Momentum of the Day

May 8, 2013

Each day has its own momentum as if the effect of gravity on the hour hand dictated its pace.

As we sleep, the hours tick by like minutes as the hands of the clock cascade down from 12 to 6. Did you ever close your eyes in the night only to open them seconds later to find the morning sun streaming in?

As dawn comes, we struggle to rise as if we were pushing a boulder up the hill, but when that first sip of coffee hits our lips, we feel a bit of a tail wind and head straight for the bathroom. Or at least I do. A dose of reality. Eyes wide open.

The morning offers promise only after certain chores are complete: kids fed, showered, dressed and lunches packed. They have a list on the fridge lest they forget. I don’t know how they forget, but they do.
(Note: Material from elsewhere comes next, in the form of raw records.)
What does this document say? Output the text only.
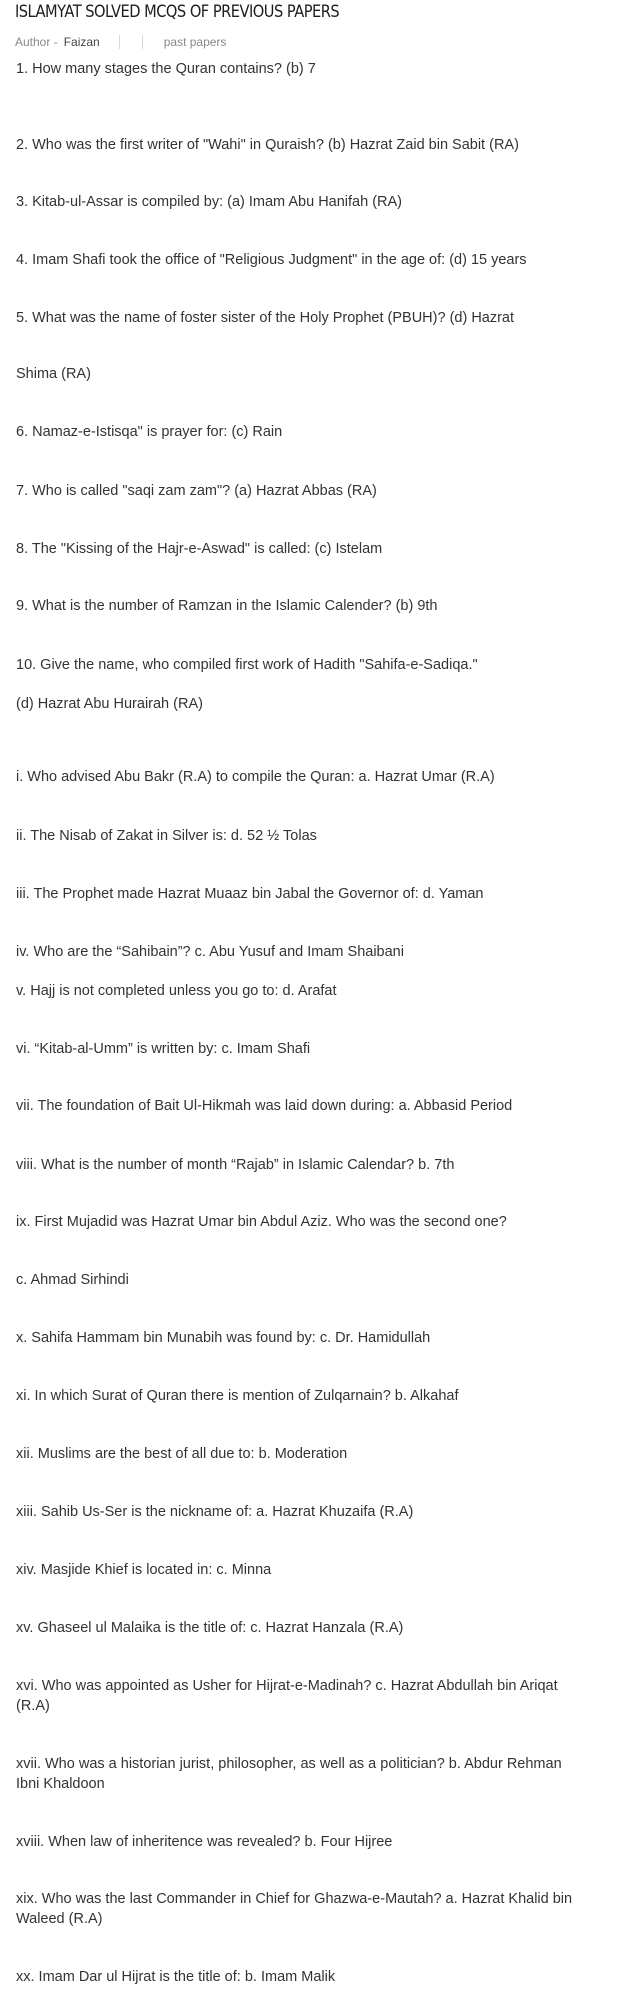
ISLAMYAT SOLVED MCQS OF PREVIOUS PAPERS
Author - Faizan	past papers
1. How many stages the Quran contains? (b) 7
2. Who was the first writer of "Wahi" in Quraish? (b) Hazrat Zaid bin Sabit (RA)
3. Kitab-ul-Assar is compiled by: (a) Imam Abu Hanifah (RA)
4. Imam Shafi took the office of "Religious Judgment" in the age of: (d) 15 years
5. What was the name of foster sister of the Holy Prophet (PBUH)? (d) Hazrat
Shima (RA)
6. Namaz-e-Istisqa" is prayer for: (c) Rain
7. Who is called "saqi zam zam"? (a) Hazrat Abbas (RA)
8. The "Kissing of the Hajr-e-Aswad" is called: (c) Istelam
9. What is the number of Ramzan in the Islamic Calender? (b) 9th
10. Give the name, who compiled first work of Hadith "Sahifa-e-Sadiqa."
(d) Hazrat Abu Hurairah (RA)
i. Who advised Abu Bakr (R.A) to compile the Quran: a. Hazrat Umar (R.A)
ii. The Nisab of Zakat in Silver is: d. 52 ½ Tolas
iii. The Prophet made Hazrat Muaaz bin Jabal the Governor of: d. Yaman
iv. Who are the “Sahibain”? c. Abu Yusuf and Imam Shaibani
v. Hajj is not completed unless you go to: d. Arafat
vi. “Kitab-al-Umm” is written by: c. Imam Shafi
vii. The foundation of Bait Ul-Hikmah was laid down during: a. Abbasid Period
viii. What is the number of month “Rajab” in Islamic Calendar? b. 7th
ix. First Mujadid was Hazrat Umar bin Abdul Aziz. Who was the second one?
c. Ahmad Sirhindi
x. Sahifa Hammam bin Munabih was found by: c. Dr. Hamidullah
xi. In which Surat of Quran there is mention of Zulqarnain? b. Alkahaf
xii. Muslims are the best of all due to: b. Moderation
xiii. Sahib Us-Ser is the nickname of: a. Hazrat Khuzaifa (R.A)
xiv. Masjide Khief is located in: c. Minna
xv. Ghaseel ul Malaika is the title of: c. Hazrat Hanzala (R.A)
xvi. Who was appointed as Usher for Hijrat-e-Madinah? c. Hazrat Abdullah bin Ariqat (R.A)
xvii. Who was a historian jurist, philosopher, as well as a politician? b. Abdur Rehman Ibni Khaldoon
xviii. When law of inheritence was revealed? b. Four Hijree
xix. Who was the last Commander in Chief for Ghazwa-e-Mautah? a. Hazrat Khalid bin Waleed (R.A)
xx. Imam Dar ul Hijrat is the title of: b. Imam Malik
Every morning.

Hopefully, we make the bus or we go into overtime and lose another twenty precious minutes of the morning.
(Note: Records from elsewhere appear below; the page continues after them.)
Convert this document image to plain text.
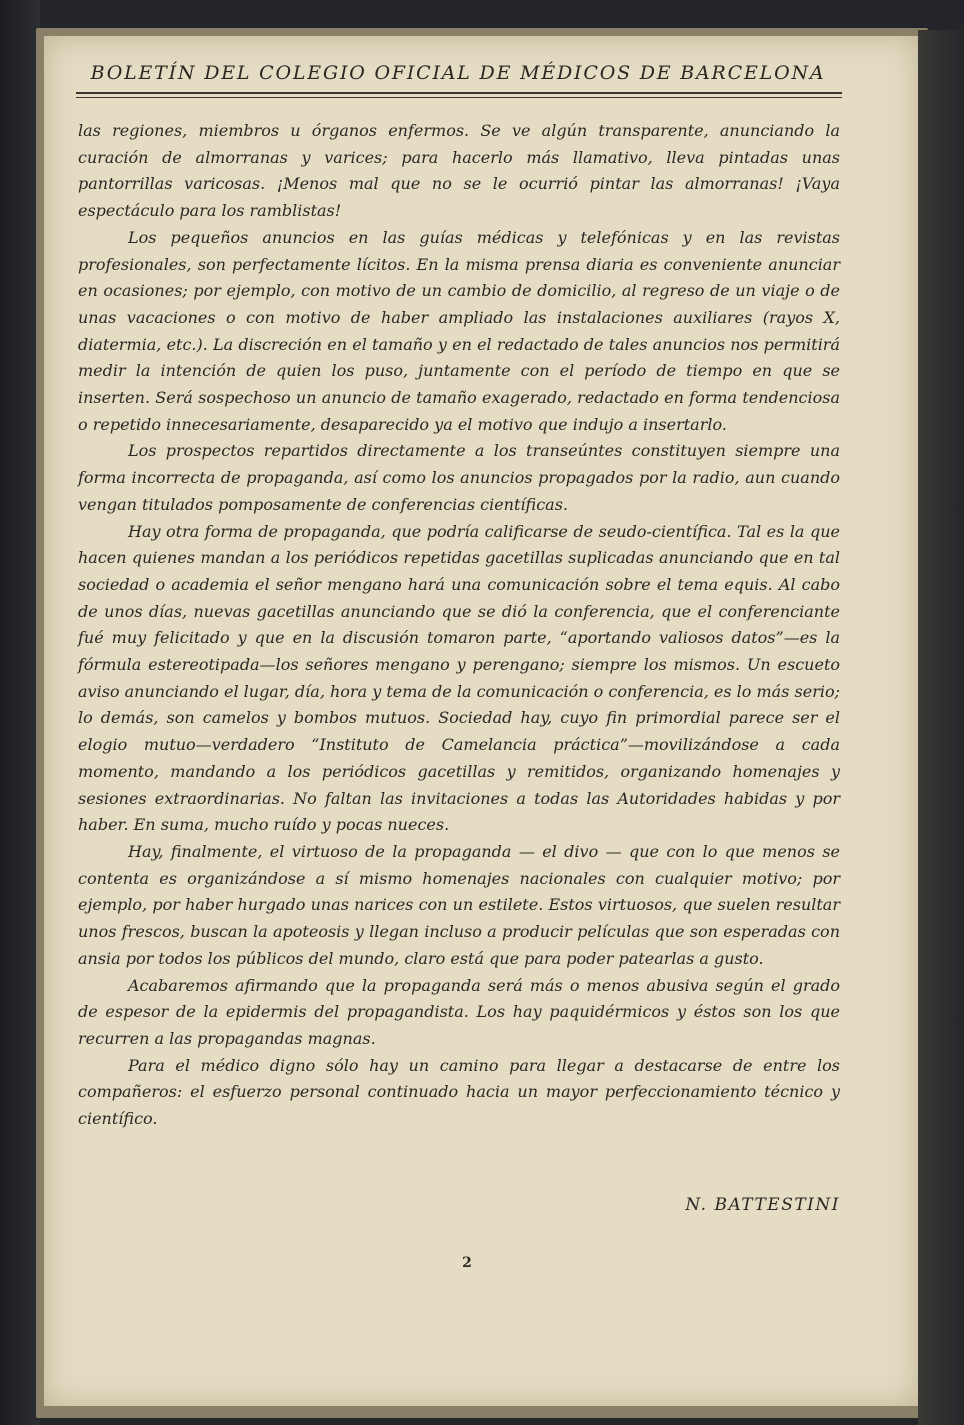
BOLETÍN DEL COLEGIO OFICIAL DE MÉDICOS DE BARCELONA

las regiones, miembros u órganos enfermos. Se ve algún transparente, anunciando la curación de almorranas y varices; para hacerlo más llamativo, lleva pintadas unas pantorrillas varicosas. ¡Menos mal que no se le ocurrió pintar las almorranas! ¡Vaya espectáculo para los ramblistas!

Los pequeños anuncios en las guías médicas y telefónicas y en las revistas profesionales, son perfectamente lícitos. En la misma prensa diaria es conveniente anunciar en ocasiones; por ejemplo, con motivo de un cambio de domicilio, al regreso de un viaje o de unas vacaciones o con motivo de haber ampliado las instalaciones auxiliares (rayos X, diatermia, etc.). La discreción en el tamaño y en el redactado de tales anuncios nos permitirá medir la intención de quien los puso, juntamente con el período de tiempo en que se inserten. Será sospechoso un anuncio de tamaño exagerado, redactado en forma tendenciosa o repetido innecesariamente, desaparecido ya el motivo que indujo a insertarlo.

Los prospectos repartidos directamente a los transeúntes constituyen siempre una forma incorrecta de propaganda, así como los anuncios propagados por la radio, aun cuando vengan titulados pomposamente de conferencias científicas.

Hay otra forma de propaganda, que podría calificarse de seudo-científica. Tal es la que hacen quienes mandan a los periódicos repetidas gacetillas suplicadas anunciando que en tal sociedad o academia el señor mengano hará una comunicación sobre el tema equis. Al cabo de unos días, nuevas gacetillas anunciando que se dió la conferencia, que el conferenciante fué muy felicitado y que en la discusión tomaron parte, “aportando valiosos datos”—es la fórmula estereotipada—los señores mengano y perengano; siempre los mismos. Un escueto aviso anunciando el lugar, día, hora y tema de la comunicación o conferencia, es lo más serio; lo demás, son camelos y bombos mutuos. Sociedad hay, cuyo fin primordial parece ser el elogio mutuo—verdadero “Instituto de Camelancia práctica”—movilizándose a cada momento, mandando a los periódicos gacetillas y remitidos, organizando homenajes y sesiones extraordinarias. No faltan las invitaciones a todas las Autoridades habidas y por haber. En suma, mucho ruído y pocas nueces.

Hay, finalmente, el virtuoso de la propaganda — el divo — que con lo que menos se contenta es organizándose a sí mismo homenajes nacionales con cualquier motivo; por ejemplo, por haber hurgado unas narices con un estilete. Estos virtuosos, que suelen resultar unos frescos, buscan la apoteosis y llegan incluso a producir películas que son esperadas con ansia por todos los públicos del mundo, claro está que para poder patearlas a gusto.

Acabaremos afirmando que la propaganda será más o menos abusiva según el grado de espesor de la epidermis del propagandista. Los hay paquidérmicos y éstos son los que recurren a las propagandas magnas.

Para el médico digno sólo hay un camino para llegar a destacarse de entre los compañeros: el esfuerzo personal continuado hacia un mayor perfeccionamiento técnico y científico.

N. BATTESTINI
2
The momentum builds until lunch. Clean. Organize. Chores. Errands. Things get done and there is a feeling of promise. Satisfaction. Progress.

Then, while lunch is being broken down into energy for my body, the energy of the day grinds to a halt. The hour hand reaches it’s apex at twelve and it’s descent accelerates toward six. The feeling pushing, striving against a light resistance is replaced by falling. Drifting down toward 6.

One. Two. Two hours until the bus. My list isn’t even half done.

I feel the gravity of many earths and sometimes take a nap. Sometimes, Andrew Johnson talks to me through my iPhone and tells me I can be better, more productive, drink the right amount of fresh water every day. Sometimes I believe him.

Sometimes, when I’m lucky, twenty minutes feels like eight hours. Sometimes, refreshed I awaken to the sound of the bus a half a mile away. I can hear it groan and rattle.

When it arrives, the lively chatter of the children bubbles up as the coffee maker gurgles out its second shift brew of artificial energy.

Relatively, the kids have returned from a hundred days of activity and I, earth-bound, have barely lived for a fraction of one.